Responding to the Accusation of Nonbeing

I originally was going to discuss the implications of Doane's writing on larger feminist aims in a broad way, but Ioana has provided a great framework within which I can offer my position with more clarity. She offered in her post the following notion:

"...the feminist denunciatory/deconstructing discourses of the past decades have by no means solved the problem, but converted the mentioned lack into incapacity. The “liberated” (non-)subjects cannot produce autonomous symbolic representation that Doane hopes for either. "


Ioana brings up a common argument brought against post-modernist thought-- that such persistent deconstruction produces a sort of discursive paralysis.
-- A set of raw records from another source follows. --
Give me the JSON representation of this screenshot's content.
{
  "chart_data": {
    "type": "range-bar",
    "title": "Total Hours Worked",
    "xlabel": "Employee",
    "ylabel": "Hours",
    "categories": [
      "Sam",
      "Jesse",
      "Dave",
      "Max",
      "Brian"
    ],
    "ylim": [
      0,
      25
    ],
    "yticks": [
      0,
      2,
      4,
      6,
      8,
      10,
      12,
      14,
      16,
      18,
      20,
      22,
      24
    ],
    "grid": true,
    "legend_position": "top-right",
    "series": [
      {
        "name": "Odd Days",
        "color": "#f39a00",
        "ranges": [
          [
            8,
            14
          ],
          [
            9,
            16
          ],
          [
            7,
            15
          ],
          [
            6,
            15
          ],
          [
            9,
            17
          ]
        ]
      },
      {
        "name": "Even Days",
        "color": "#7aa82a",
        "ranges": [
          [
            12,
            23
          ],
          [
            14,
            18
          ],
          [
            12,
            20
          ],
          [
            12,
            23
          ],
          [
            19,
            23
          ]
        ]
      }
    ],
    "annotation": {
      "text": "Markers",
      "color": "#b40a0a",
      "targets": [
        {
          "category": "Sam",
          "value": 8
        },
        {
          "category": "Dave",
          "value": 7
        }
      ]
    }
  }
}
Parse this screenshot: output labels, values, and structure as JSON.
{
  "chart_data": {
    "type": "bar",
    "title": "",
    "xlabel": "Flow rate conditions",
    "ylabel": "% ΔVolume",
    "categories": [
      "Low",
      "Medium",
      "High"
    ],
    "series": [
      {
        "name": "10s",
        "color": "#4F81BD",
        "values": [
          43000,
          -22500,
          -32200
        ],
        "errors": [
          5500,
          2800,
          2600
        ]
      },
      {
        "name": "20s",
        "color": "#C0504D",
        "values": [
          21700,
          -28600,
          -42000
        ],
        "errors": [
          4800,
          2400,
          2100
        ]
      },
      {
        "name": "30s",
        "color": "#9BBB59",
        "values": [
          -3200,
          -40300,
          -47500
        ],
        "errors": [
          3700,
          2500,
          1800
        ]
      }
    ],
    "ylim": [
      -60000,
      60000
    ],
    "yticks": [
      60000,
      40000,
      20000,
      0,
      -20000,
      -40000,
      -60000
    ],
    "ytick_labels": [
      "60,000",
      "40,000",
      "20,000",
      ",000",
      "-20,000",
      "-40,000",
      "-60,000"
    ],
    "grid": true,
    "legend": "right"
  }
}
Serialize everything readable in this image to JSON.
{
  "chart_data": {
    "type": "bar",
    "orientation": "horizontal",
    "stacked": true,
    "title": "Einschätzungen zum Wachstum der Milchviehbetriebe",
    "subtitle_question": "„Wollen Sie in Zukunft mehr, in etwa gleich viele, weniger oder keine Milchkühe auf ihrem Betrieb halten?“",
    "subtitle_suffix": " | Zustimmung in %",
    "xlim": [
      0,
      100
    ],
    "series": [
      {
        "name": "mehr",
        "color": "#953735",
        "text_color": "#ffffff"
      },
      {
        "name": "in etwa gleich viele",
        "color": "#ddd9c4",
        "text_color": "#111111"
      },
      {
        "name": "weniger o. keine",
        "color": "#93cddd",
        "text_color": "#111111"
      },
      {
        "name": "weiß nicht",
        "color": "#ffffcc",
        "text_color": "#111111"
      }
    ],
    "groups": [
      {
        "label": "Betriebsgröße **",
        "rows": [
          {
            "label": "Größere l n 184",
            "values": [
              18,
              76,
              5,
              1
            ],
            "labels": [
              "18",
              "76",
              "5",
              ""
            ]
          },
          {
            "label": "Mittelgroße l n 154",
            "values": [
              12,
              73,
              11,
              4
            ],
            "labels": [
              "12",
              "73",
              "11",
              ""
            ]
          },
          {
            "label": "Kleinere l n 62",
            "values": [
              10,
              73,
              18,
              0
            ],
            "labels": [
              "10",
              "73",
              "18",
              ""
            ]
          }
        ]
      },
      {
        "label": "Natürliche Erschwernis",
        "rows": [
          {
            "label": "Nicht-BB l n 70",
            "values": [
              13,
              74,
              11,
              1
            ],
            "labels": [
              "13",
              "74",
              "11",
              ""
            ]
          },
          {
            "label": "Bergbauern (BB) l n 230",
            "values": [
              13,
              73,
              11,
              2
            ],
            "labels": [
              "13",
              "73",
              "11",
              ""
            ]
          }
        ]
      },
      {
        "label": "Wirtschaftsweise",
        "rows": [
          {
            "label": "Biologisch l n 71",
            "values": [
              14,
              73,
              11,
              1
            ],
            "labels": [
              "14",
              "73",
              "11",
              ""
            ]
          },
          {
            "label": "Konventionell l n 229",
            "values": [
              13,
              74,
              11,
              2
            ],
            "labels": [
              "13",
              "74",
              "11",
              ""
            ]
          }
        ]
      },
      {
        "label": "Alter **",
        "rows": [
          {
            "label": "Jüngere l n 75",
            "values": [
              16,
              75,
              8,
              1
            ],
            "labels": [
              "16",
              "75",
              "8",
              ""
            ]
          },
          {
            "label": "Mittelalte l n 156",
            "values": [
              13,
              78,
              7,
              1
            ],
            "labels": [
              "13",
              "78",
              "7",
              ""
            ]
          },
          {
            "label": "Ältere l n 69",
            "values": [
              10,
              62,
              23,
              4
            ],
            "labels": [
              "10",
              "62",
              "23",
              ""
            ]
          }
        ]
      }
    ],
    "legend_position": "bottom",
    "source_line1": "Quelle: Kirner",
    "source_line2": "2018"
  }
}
I think, that the feminist discourse of deconstruction has been anything but unproductive in its deconstruction of the "woman" and "man." (Note: I think that Ioana's assertion that feminism is fixated on the "in one go" decimation of "woman" with no attention to "man" [leaving him "intact"] does not hold up in light of the body of work present on the deconstruction of man in feminist literature. Also, on a theoretical level, even if a feminist work is in the end fixated on "woman" identity, the unravelling of "woman" inevitably comments upon and deconstructs "man"-- such is the specific relationship of our gender dualism.) The accusation of paralysis does not seem to hold up to empirics, which offer examples of female liberation as directly proceeding from feminist theory (sexual empowerment, marriage redefinition, reproductive rights, etc.).

I find no reason to consider feminism as a means of perpetuating female subjugation. Feminism's "disempowerment" of women by stripping them of their "woman" status seems absurd, as feminism does not leave women without new status/labeling/"subjectness." I would argue that the act of critique creates a new space which in itself offers a definition for women.

The work of Doane, in my view, provides an important deconstructive analysis of gender, which I find by no means to be self-defeating or perpetuating female disempowerment. As for its alleged paralyzing effect, I argue that to not discuss this dynamic would be a far more immobilizing position.